POCRE is a system for correcting text that is the output of an OCR system. OCR systems are imperfect; depending on how they're trained and the quality of the images being processed, they can make errors interpreting characters from pixels. These errors differ from human errors because they are based on visual characteristics rather than meaning or sound. The purpose of this system is to correct likely machine-introduced errors in OCR-produced text and indicate those corrections so the user can review them. A human editor will still be needed to get a completely correct text; the goal of this system is just to make that editor's job easier.

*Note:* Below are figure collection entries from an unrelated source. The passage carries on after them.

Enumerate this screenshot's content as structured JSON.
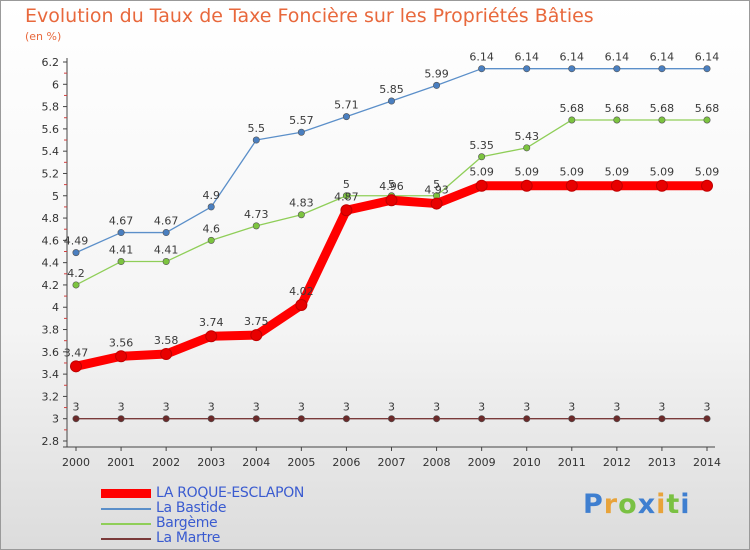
{
  "chart_data": {
    "type": "line",
    "title": "Evolution du Taux de Taxe Foncière sur les Propriétés Bâties",
    "unit_label": "(en %)",
    "x": [
      "2000",
      "2001",
      "2002",
      "2003",
      "2004",
      "2005",
      "2006",
      "2007",
      "2008",
      "2009",
      "2010",
      "2011",
      "2012",
      "2013",
      "2014"
    ],
    "ylim": [
      2.8,
      6.2
    ],
    "yticks": [
      "2.8",
      "3",
      "3.2",
      "3.4",
      "3.6",
      "3.8",
      "4",
      "4.2",
      "4.4",
      "4.6",
      "4.8",
      "5",
      "5.2",
      "5.4",
      "5.6",
      "5.8",
      "6",
      "6.2"
    ],
    "grid": false,
    "legend_position": "bottom-left",
    "series": [
      {
        "name": "La Bastide",
        "color": "#5b8fc9",
        "marker_color": "#4a7fc0",
        "values": [
          4.49,
          4.67,
          4.67,
          4.9,
          5.5,
          5.57,
          5.71,
          5.85,
          5.99,
          6.14,
          6.14,
          6.14,
          6.14,
          6.14,
          6.14
        ],
        "labels": [
          "4.49",
          "4.67",
          "4.67",
          "4.9",
          "5.5",
          "5.57",
          "5.71",
          "5.85",
          "5.99",
          "6.14",
          "6.14",
          "6.14",
          "6.14",
          "6.14",
          "6.14"
        ]
      },
      {
        "name": "Bargème",
        "color": "#8fce58",
        "marker_color": "#7cc43f",
        "values": [
          4.2,
          4.41,
          4.41,
          4.6,
          4.73,
          4.83,
          5.0,
          5.0,
          5.0,
          5.35,
          5.43,
          5.68,
          5.68,
          5.68,
          5.68
        ],
        "labels": [
          "4.2",
          "4.41",
          "4.41",
          "4.6",
          "4.73",
          "4.83",
          "5",
          "5",
          "5",
          "5.35",
          "5.43",
          "5.68",
          "5.68",
          "5.68",
          "5.68"
        ]
      },
      {
        "name": "La Martre",
        "color": "#7a3a3a",
        "marker_color": "#6b2a2a",
        "values": [
          3,
          3,
          3,
          3,
          3,
          3,
          3,
          3,
          3,
          3,
          3,
          3,
          3,
          3,
          3
        ],
        "labels": [
          "3",
          "3",
          "3",
          "3",
          "3",
          "3",
          "3",
          "3",
          "3",
          "3",
          "3",
          "3",
          "3",
          "3",
          "3"
        ]
      },
      {
        "name": "LA ROQUE-ESCLAPON",
        "color": "#ff0000",
        "marker_color": "#e80000",
        "values": [
          3.47,
          3.56,
          3.58,
          3.74,
          3.75,
          4.02,
          4.87,
          4.96,
          4.93,
          5.09,
          5.09,
          5.09,
          5.09,
          5.09,
          5.09
        ],
        "labels": [
          "3.47",
          "3.56",
          "3.58",
          "3.74",
          "3.75",
          "4.02",
          "4.87",
          "4.96",
          "4.93",
          "5.09",
          "5.09",
          "5.09",
          "5.09",
          "5.09",
          "5.09"
        ]
      }
    ],
    "legend": [
      {
        "name": "LA ROQUE-ESCLAPON",
        "color": "#ff0000"
      },
      {
        "name": "La Bastide",
        "color": "#5b8fc9"
      },
      {
        "name": "Bargème",
        "color": "#8fce58"
      },
      {
        "name": "La Martre",
        "color": "#7a3a3a"
      }
    ]
  },
  "logo": {
    "letters": [
      "P",
      "r",
      "o",
      "x",
      "i",
      "t",
      "i"
    ],
    "colors": [
      "#3f7fd0",
      "#e8a33a",
      "#7ac143",
      "#3f7fd0",
      "#e8a33a",
      "#7ac143",
      "#3f7fd0"
    ]
  }
}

The system is based on a sequence to sequence neural network built in Tensorflow (https://www.tensorflow.org/). We provide users with a pretrained model that can be imported for testing new data. Please note, however, that the system will perform best when it has been trained on data that is similar to the data it will be used on, in such characteristics as the approximate number of errors, the language of the text, and the general content/lexicon. The data used to train our pretrained model, consisting of typewritten historical English text focusing on Egyptian archaeology, is provided so that users can decide whether the pretrained model is suitable for their needs. We used three different OCR systems to make our training data: LIOS, ABBYY, and Microsoft's Azure. The system performance may also be affected by the OCR system that produces the input data.
Preliminary evaluation results show that the system in its current state either makes no change to character and word error rates or makes them slightly worse!